- Date: 2 – 8 March
- Edition: 1st
- Surface: Clay
- Location: Brasília, Brazil

Champions

Singles
- Henrique Rocha

Doubles
- Jaime Faria / Henrique Rocha
- Brasília Tennis Open · 2027 →

= 2026 Brasília Tennis Open =

The 2026 Brasília Tennis Open was a professional tennis tournament played on clay courts. It was the first edition of the tournament which was part of the 2026 ATP Challenger Tour. It took place in Brasília, Brazil between 2 and 8 March 2026.

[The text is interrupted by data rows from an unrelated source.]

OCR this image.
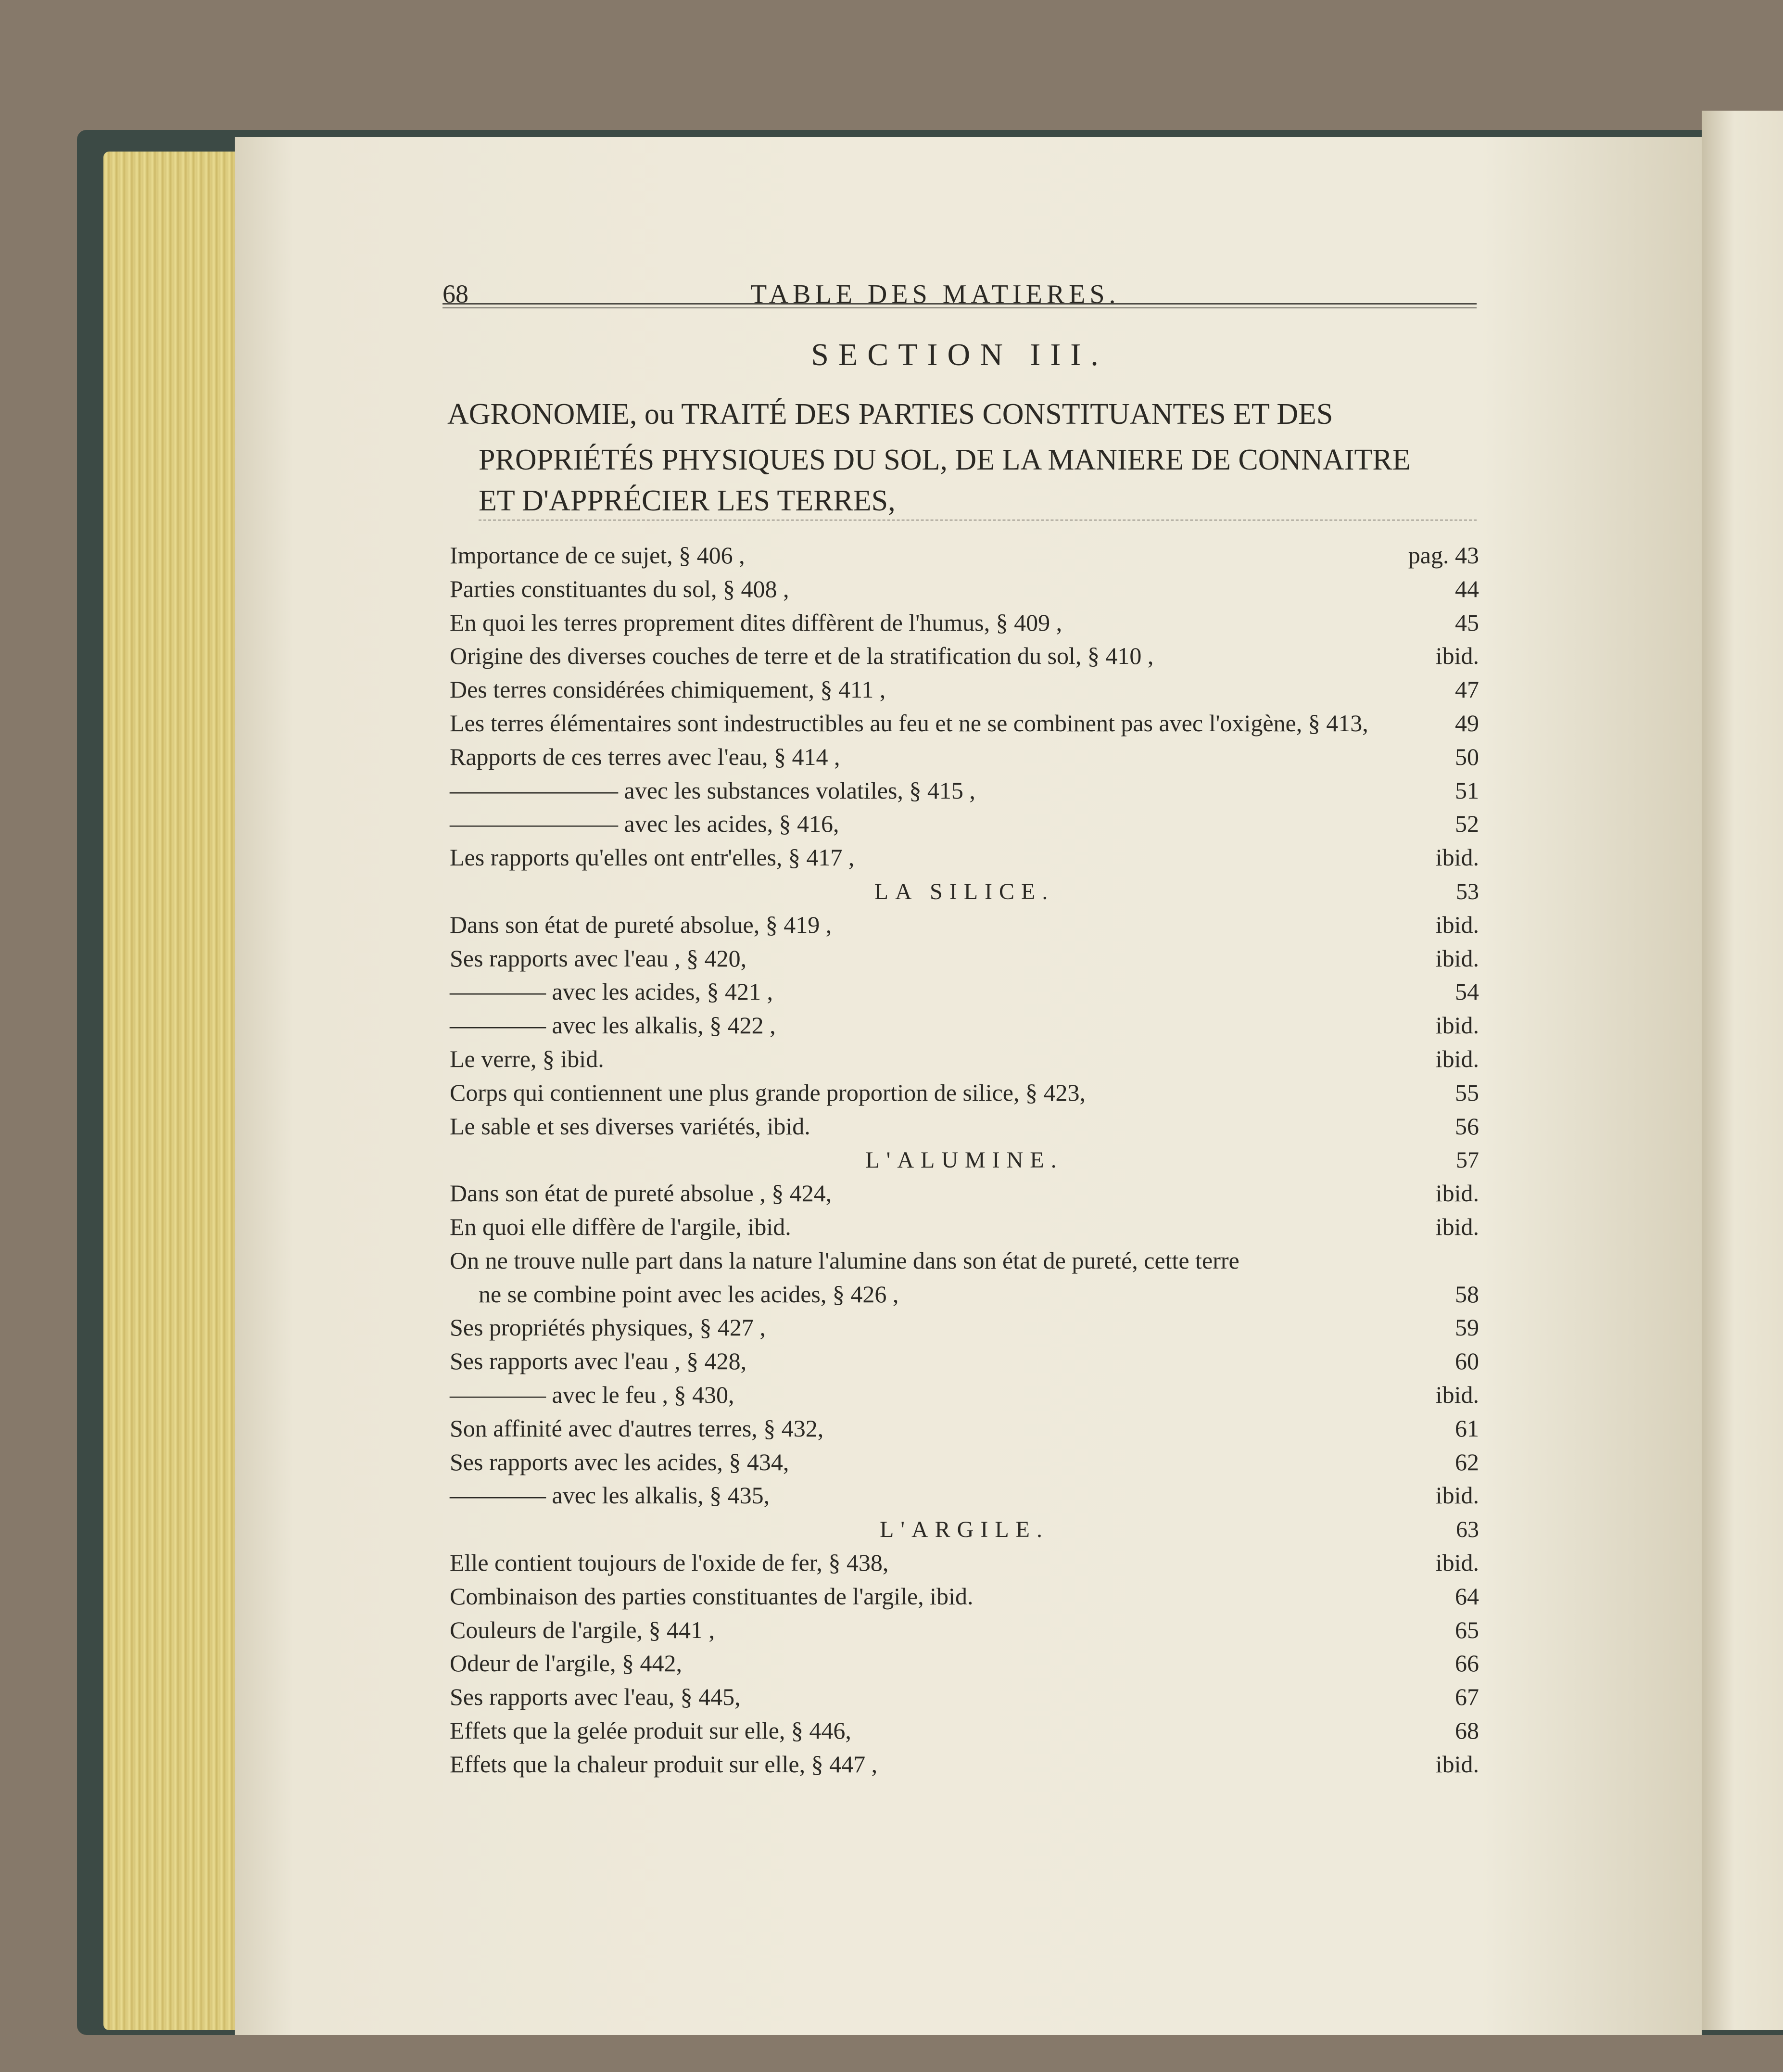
68	TABLE DES MATIERES.
SECTION III.
AGRONOMIE, ou TRAITÉ DES PARTIES CONSTITUANTES ET DES
PROPRIÉTÉS PHYSIQUES DU SOL, DE LA MANIERE DE CONNAITRE
ET D'APPRÉCIER LES TERRES,
Importance de ce sujet, § 406 ,	pag. 43
Parties constituantes du sol, § 408 ,	44
En quoi les terres proprement dites diffèrent de l'humus, § 409 ,	45
Origine des diverses couches de terre et de la stratification du sol, § 410 ,	ibid.
Des terres considérées chimiquement, § 411 ,	47
Les terres élémentaires sont indestructibles au feu et ne se combinent pas avec l'oxigène, § 413,	49
Rapports de ces terres avec l'eau, § 414 ,	50
——————— avec les substances volatiles, § 415 ,	51
——————— avec les acides, § 416,	52
Les rapports qu'elles ont entr'elles, § 417 ,	ibid.
LA SILICE.	53
Dans son état de pureté absolue, § 419 ,	ibid.
Ses rapports avec l'eau , § 420,	ibid.
———— avec les acides, § 421 ,	54
———— avec les alkalis, § 422 ,	ibid.
Le verre, § ibid.	ibid.
Corps qui contiennent une plus grande proportion de silice, § 423,	55
Le sable et ses diverses variétés, ibid.	56
L'ALUMINE.	57
Dans son état de pureté absolue , § 424,	ibid.
En quoi elle diffère de l'argile, ibid.	ibid.
On ne trouve nulle part dans la nature l'alumine dans son état de pureté, cette terre
ne se combine point avec les acides, § 426 ,	58
Ses propriétés physiques, § 427 ,	59
Ses rapports avec l'eau , § 428,	60
———— avec le feu , § 430,	ibid.
Son affinité avec d'autres terres, § 432,	61
Ses rapports avec les acides, § 434,	62
———— avec les alkalis, § 435,	ibid.
L'ARGILE.	63
Elle contient toujours de l'oxide de fer, § 438,	ibid.
Combinaison des parties constituantes de l'argile, ibid.	64
Couleurs de l'argile, § 441 ,	65
Odeur de l'argile, § 442,	66
Ses rapports avec l'eau, § 445,	67
Effets que la gelée produit sur elle, § 446,	68
Effets que la chaleur produit sur elle, § 447 ,	ibid.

==Singles main-draw entrants==
===Seeds===

| Country | Player | Rank^{1} | Seed |
|---|---|---|---|
| PAR | Daniel Vallejo | 106 | 1 |
| DEN | Elmer Møller | 127 | 2 |
| POR | Jaime Faria | 145 | 3 |
| NED | Guy den Ouden | 151 | 4 |
| POR | Henrique Rocha | 172 | 5 |
| ARG | Juan Pablo Ficovich | 178 | 6 |
| COL | Daniel Elahi Galán | 188 | 7 |
| ECU | Álvaro Guillén Meza | 205 | 8 |

- ^{1} Rankings are as of 23 February 2026.

===Other entrants===
The following players received wildcards into the singles main draw:
- BRA Igor Marcondes
- BRA Guto Miguel
- COL Miguel Tobón

The following player received entry into the singles main draw as a special exempt:
- ARG Facundo Díaz Acosta

The following player received entry into the singles main draw as an alternate:
- BRA Daniel Dutra da Silva

The following players received entry from the qualifying draw:
- BRA Eduardo Ribeiro
- URU Franco Roncadelli
- BRA Pedro Sakamoto
- ESP Carlos Sánchez Jover
- BRA João Eduardo Schiessl
- CHI Benjamín Torrealba

==Champions==
===Singles===

- POR Henrique Rocha def. PAR Daniel Vallejo 6–4, 6–4.

===Doubles===

- POR Jaime Faria / POR Henrique Rocha def. ARG Mariano Kestelboim / BRA Marcelo Zormann 6–3, 6–2.